Thoughts on Kentucky Route Zero
2022-01-08
I finished Kentucky Route Zero today. Here are my unsorted thoughts. Contains spoilers.
- The ending, Act 5, is incredibly bittersweet and sad :(
- Pueblo de Nada, "The People of Nothing", was a great prelude to Act 5. I remember it best because it's the most recent interlude I played. But honestly I loved all the interludes; I loved the play, I loved the weird art exhibit in the Museum of Dwellings, I loved being in the TV studio (they actually made the video shown in-game, download the mp4 here, but be warned, it's 192 MB), the phone thing was cool but the mechanics were a little annoying, because one couldn't skip past the dude's speech.
- It's a ridiculously beautiful game in my opinion, I love the vibe. The un-anti-aliased font, the shading and texturing, the modeling, the world.
- The story was sad but the mechanics of Act 5 were a little annoying too. I loved being the cat, and the interactions that were possible... but: listening in to a conversation, and having to wait for the text to update at the speed that it does, not being able to click past it, was annoying. Also annoying was running around in circles, not knowing where to go or what to do to trigger the next phase of the story. Not a game for the impatient.
- Themes?
- Things breaking down and falling apart, but people still holding on.
- Communities dying, but with their last members hanging around, still clinging on.
- Can we make something beautiful with no hope? A question on the minds of many.
- People living where other people used to live; people living on the bones of other people.
- Horses. Not really a theme per se, but a recurring symbol. Kentucky is known for its horses – a symbol of the land itself?
- Old technology, kept functional, or at least cared about, if not cared for. Like Xanadu the computer, or Shannon's television repair shop, or the VHS collection on the Mucky Mammoth, or all of WEVP-TV.

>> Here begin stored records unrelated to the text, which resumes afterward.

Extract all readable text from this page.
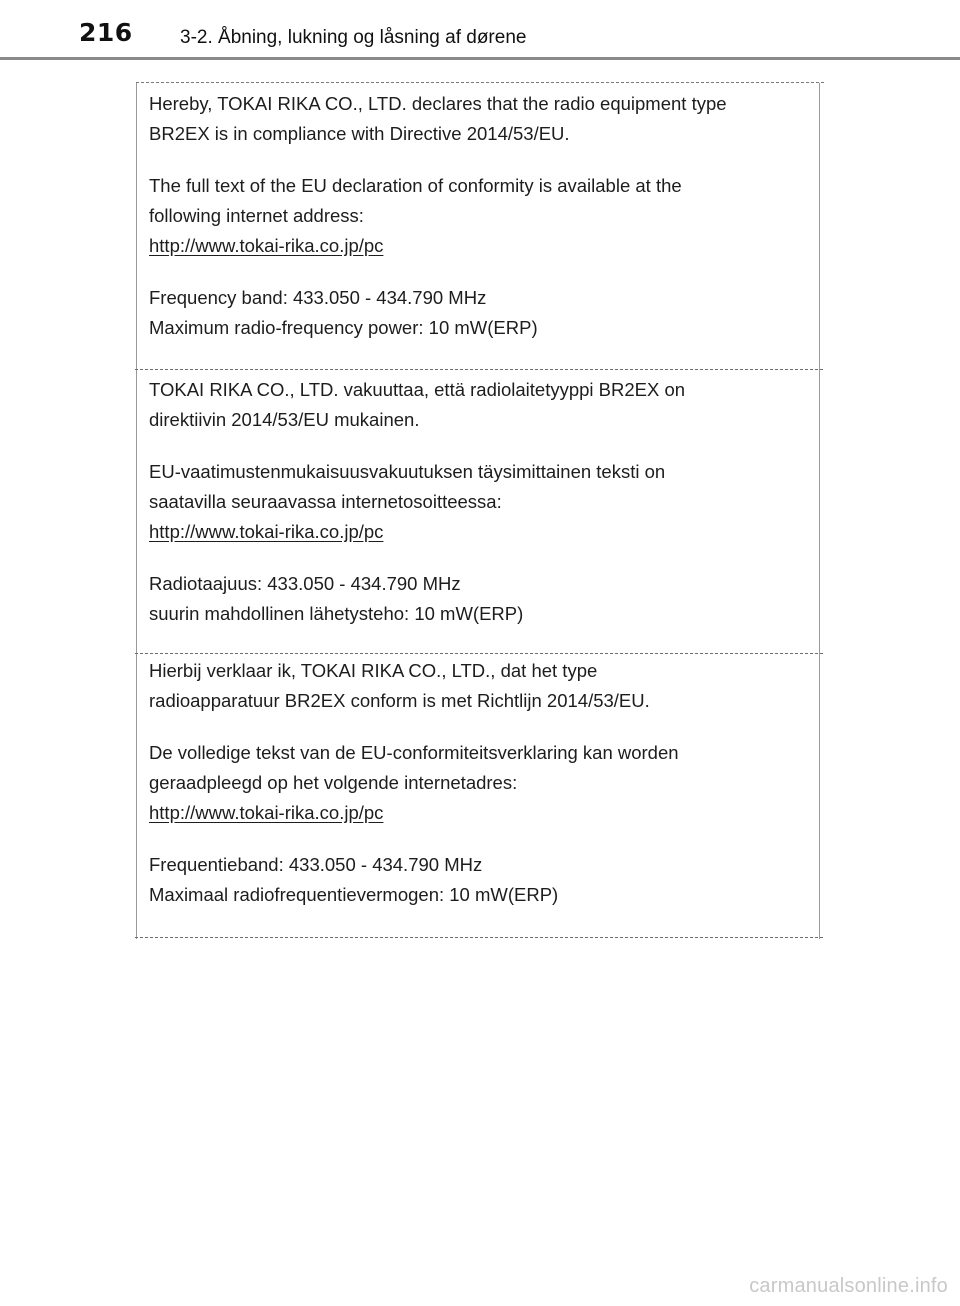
216 3-2. Åbning, lukning og låsning af dørene

Hereby, TOKAI RIKA CO., LTD. declares that the radio equipment type

BR2EX is in compliance with Directive 2014/53/EU.

The full text of the EU declaration of conformity is available at the

following internet address:

http://www.tokai-rika.co.jp/pc

Frequency band: 433.050 - 434.790 MHz

Maximum radio-frequency power: 10 mW(ERP)

TOKAI RIKA CO., LTD. vakuuttaa, että radiolaitetyyppi BR2EX on

direktiivin 2014/53/EU mukainen.

EU-vaatimustenmukaisuusvakuutuksen täysimittainen teksti on

saatavilla seuraavassa internetosoitteessa:

http://www.tokai-rika.co.jp/pc

Radiotaajuus: 433.050 - 434.790 MHz

suurin mahdollinen lähetysteho: 10 mW(ERP)

Hierbij verklaar ik, TOKAI RIKA CO., LTD., dat het type

radioapparatuur BR2EX conform is met Richtlijn 2014/53/EU.

De volledige tekst van de EU-conformiteitsverklaring kan worden

geraadpleegd op het volgende internetadres:

http://www.tokai-rika.co.jp/pc

Frequentieband: 433.050 - 434.790 MHz

Maximaal radiofrequentievermogen: 10 mW(ERP)

carmanualsonline.info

- How capitalism ruins everything. The Consolidated Power Company feels like a primary antagonist, the Hard Times Distillery and the skeletons/Strangers like a secondary antagonist; they're the ones who finally take Conway away. The Consolidated Power Company killed the miners. The Consolidated Power Company made the town at the end of the game reliant of them, then failed them when they were needed. Their guestures of goodwill – WEVP-TV – were the result of court orders, not actual good will. Capitalism doesn't care about the people it affects.
- I've never been to Kentucky, but after this I'd like to at least check it out. I'm curious.
- I was left wanting to learn more about these people, more about Weaver Márquez and her TV jamming, more about the man who built Xanadu and the inhabitants of the Hall of the Mountain King, more about The Neighbors (I just realized that their name is also a pun), more about the Hard Times Distillery, more about Conway's fate.